The president himself seems concerned, slamming the Federal Reserve in recent months for interest rate increases he said are putting the recovery at risk.

Federal Reserve officials, by contrast, expect the economy to cool on its own, with growth dropping from a healthy 3.1 percent this year to 2.5 percent in 2019 and 2 percent during the 2020 election year. To their thinking interest rates remain low enough to encourage investment and spending, but the boost from Trump's first-term policies will simply wear off.

Private forecasters at Goldman Sachs and elsewhere already see hints of that in the data.

Though the most recent numbers showed the economy growing at a brisk 3.5 percent annual rate in the third quarter, that report "was generally disappointing" given weakened investment in housing, equipment, and commercial buildings, Goldman analysts said. The data are "consistent with our forecast of a gradual slowdown in U.S. growth," they said.

For Trump, the source of concern may be less the likelihood of recession - always hard to predict - and more about what he delivers compared to what he had promised during his 2016 campaign.

One year of 3 percent growth won't match rhetoric that claimed the U.S. could reach even higher and stay there.

His trade policies have been making headlines, but there is little clarity about their effects on the ground. U.S. steelmakers may be raising production and hiring more workers thanks to Trumps' tariffs, but retaliatory steps mean farm exports are down, and some companies have responded to global tariff changes by moving jobs abroad.

The trade deficit, which the Trump administration has used as proof past trade deals favored United States' rivals, rose 10 percent during Trump's first year in office, and is on pace this year to grow by the same amount. The stock market may best symbolize the economic challenges Trump may face in any reelection bid.

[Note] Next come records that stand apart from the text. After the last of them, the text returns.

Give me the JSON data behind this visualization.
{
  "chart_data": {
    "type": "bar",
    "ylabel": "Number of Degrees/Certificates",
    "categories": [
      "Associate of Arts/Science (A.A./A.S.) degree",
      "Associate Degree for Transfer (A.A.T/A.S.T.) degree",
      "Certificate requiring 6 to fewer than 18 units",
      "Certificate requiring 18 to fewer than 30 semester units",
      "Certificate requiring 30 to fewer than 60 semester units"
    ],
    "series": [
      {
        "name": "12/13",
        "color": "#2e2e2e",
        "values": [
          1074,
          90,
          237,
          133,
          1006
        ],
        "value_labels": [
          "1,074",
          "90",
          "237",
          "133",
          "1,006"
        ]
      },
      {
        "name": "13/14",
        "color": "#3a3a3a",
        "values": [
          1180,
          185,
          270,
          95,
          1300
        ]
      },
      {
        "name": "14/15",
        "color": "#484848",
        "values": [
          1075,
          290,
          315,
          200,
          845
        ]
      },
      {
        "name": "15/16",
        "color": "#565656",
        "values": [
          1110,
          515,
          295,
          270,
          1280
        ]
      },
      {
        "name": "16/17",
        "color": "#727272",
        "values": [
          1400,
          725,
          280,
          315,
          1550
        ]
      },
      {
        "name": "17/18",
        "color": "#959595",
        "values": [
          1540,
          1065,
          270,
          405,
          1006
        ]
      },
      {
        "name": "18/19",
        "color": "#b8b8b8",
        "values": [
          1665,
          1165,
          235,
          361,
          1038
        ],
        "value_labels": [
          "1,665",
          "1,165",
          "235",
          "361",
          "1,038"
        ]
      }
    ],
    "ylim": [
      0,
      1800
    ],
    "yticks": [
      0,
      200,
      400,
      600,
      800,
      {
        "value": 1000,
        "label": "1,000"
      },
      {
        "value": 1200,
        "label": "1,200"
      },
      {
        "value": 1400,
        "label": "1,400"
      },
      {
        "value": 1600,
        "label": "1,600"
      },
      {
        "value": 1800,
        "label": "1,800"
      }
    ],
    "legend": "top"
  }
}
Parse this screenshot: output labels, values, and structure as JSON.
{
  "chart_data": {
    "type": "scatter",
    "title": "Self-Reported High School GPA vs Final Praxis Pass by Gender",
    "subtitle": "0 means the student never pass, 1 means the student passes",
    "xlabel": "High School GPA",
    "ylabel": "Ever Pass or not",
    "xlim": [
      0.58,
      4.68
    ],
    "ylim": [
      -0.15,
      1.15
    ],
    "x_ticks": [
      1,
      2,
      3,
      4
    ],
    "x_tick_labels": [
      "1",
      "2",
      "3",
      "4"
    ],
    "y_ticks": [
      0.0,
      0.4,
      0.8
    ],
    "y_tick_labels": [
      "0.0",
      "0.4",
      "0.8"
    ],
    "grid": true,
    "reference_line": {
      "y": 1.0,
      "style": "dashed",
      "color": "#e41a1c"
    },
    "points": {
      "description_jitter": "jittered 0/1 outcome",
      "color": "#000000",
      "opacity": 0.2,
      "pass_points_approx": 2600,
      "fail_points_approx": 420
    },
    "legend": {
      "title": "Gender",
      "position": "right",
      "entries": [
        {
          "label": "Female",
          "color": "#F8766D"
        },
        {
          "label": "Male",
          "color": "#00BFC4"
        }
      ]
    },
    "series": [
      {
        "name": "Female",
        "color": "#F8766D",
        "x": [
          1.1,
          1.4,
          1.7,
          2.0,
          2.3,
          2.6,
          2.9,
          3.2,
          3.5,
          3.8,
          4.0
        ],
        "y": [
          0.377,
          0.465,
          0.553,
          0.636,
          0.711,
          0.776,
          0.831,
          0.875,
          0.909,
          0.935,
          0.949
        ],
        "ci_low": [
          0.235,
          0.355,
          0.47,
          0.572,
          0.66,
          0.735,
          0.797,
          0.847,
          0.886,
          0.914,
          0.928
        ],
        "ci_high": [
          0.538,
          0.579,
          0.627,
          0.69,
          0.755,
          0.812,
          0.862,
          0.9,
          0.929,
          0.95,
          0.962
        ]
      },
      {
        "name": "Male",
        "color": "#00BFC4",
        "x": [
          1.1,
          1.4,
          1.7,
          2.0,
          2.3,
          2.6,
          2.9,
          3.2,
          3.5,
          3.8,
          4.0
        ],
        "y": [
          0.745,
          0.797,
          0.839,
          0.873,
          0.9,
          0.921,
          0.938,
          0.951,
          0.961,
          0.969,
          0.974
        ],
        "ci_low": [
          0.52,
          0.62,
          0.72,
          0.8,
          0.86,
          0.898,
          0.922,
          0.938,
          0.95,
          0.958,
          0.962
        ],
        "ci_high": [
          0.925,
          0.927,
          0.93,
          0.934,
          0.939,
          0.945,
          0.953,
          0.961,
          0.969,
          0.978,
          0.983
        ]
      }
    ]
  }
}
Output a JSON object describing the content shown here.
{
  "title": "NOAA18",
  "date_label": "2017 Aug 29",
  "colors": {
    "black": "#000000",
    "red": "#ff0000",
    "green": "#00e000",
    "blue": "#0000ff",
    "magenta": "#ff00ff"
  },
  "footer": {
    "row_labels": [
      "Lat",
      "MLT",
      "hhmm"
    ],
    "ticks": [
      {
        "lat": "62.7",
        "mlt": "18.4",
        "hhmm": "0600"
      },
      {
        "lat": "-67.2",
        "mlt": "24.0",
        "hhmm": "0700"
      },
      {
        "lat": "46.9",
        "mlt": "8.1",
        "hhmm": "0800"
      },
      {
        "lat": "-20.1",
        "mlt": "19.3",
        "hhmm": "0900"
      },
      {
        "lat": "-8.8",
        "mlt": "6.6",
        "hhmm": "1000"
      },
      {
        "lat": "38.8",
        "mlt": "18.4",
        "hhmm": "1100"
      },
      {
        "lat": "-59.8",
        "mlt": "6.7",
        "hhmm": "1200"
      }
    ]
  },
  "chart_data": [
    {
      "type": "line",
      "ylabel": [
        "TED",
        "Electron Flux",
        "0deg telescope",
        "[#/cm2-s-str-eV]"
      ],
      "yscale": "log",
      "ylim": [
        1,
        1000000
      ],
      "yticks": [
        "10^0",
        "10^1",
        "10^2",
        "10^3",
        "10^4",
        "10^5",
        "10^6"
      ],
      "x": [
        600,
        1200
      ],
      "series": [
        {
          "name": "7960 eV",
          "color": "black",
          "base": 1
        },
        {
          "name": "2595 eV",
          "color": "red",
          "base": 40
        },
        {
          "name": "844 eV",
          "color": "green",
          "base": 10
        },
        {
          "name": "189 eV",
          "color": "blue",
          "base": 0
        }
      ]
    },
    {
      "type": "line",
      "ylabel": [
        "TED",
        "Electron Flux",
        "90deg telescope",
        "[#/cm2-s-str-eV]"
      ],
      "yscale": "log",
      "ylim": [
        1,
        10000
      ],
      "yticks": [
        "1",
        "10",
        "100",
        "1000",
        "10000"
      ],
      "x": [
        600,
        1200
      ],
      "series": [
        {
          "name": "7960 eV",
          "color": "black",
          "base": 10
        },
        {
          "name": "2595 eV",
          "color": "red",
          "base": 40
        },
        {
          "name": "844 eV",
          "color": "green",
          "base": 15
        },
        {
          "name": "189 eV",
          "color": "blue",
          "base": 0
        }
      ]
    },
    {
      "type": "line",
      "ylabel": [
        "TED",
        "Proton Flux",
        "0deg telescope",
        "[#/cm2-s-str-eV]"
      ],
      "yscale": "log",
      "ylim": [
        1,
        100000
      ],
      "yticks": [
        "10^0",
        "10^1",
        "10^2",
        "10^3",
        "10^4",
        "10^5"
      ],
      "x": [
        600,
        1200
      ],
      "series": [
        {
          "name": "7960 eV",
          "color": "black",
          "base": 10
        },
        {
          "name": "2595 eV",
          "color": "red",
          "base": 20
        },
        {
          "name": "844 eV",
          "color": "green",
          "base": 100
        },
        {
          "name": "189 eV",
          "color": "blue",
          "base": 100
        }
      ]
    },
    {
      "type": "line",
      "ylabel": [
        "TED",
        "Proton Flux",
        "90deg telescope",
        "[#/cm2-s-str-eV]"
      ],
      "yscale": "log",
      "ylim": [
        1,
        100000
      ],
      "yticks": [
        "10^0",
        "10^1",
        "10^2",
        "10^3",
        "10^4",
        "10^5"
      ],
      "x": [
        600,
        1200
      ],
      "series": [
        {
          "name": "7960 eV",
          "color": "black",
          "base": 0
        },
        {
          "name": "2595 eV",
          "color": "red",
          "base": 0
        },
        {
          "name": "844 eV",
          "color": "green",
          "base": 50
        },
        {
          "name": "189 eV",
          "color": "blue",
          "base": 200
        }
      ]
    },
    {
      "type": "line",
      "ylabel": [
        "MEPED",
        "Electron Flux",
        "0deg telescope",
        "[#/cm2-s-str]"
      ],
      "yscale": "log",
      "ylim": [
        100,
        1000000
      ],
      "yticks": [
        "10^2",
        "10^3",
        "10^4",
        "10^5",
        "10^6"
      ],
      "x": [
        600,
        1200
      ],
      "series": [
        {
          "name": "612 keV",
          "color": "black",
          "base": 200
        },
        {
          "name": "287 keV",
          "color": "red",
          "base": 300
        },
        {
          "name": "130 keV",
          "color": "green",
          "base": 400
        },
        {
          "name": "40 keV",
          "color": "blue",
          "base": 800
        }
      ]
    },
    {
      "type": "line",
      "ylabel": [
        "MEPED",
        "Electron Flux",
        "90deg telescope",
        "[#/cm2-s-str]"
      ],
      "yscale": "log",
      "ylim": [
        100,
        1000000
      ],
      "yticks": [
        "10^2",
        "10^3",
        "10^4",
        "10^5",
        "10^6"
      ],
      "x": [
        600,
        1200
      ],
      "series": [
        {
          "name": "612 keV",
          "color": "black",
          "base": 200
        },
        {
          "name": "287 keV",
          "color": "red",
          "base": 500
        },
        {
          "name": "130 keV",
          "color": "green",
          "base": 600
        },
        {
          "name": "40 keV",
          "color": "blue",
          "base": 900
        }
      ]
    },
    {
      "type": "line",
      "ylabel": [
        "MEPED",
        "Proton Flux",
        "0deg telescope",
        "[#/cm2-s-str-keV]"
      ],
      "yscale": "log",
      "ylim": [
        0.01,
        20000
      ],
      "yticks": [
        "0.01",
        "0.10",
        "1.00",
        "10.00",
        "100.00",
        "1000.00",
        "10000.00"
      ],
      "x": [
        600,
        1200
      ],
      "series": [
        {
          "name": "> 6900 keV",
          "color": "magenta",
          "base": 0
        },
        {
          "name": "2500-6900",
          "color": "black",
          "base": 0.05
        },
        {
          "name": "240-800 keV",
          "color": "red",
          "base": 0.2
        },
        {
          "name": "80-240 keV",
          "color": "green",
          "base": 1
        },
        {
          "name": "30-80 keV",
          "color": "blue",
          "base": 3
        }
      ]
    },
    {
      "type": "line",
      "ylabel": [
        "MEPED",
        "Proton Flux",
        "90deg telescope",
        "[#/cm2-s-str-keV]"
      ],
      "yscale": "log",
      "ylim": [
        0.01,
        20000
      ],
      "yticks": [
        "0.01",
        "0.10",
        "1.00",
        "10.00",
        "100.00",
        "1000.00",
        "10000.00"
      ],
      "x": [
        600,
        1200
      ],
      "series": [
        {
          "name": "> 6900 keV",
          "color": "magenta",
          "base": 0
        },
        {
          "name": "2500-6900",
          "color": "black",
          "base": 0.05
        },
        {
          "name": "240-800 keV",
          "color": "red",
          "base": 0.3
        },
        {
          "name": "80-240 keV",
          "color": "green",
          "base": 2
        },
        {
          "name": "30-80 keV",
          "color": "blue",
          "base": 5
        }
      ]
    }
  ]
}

The S&P 500 is up about 30 percent since Trump's election, a fact the president has often taken credit for. But it also dropped nearly 8 percent in October reflecting doubts whether companies can sustain earnings growth in coming years, and the fact that rising bond rates make those safer investments more attractive.

Trump has blamed the Fed for that. The central bank may give Trump even more reasons to complain as further expected rate hikes likely lifts the cost of home mortgage and other types of long-term borrowing that will be directly by voters.

After existing home sales fell for the sixth straight month in August, Wells' analysts said that higher mortgage rates were already starting to bite.

"This is consistent with late-cycle activity that we are seeing now across a broad array of economic indicators," they wrote.

Slow-downs in housing, the analysis noted, typically precedes recessions by around two years - just in time for the 2020 polls.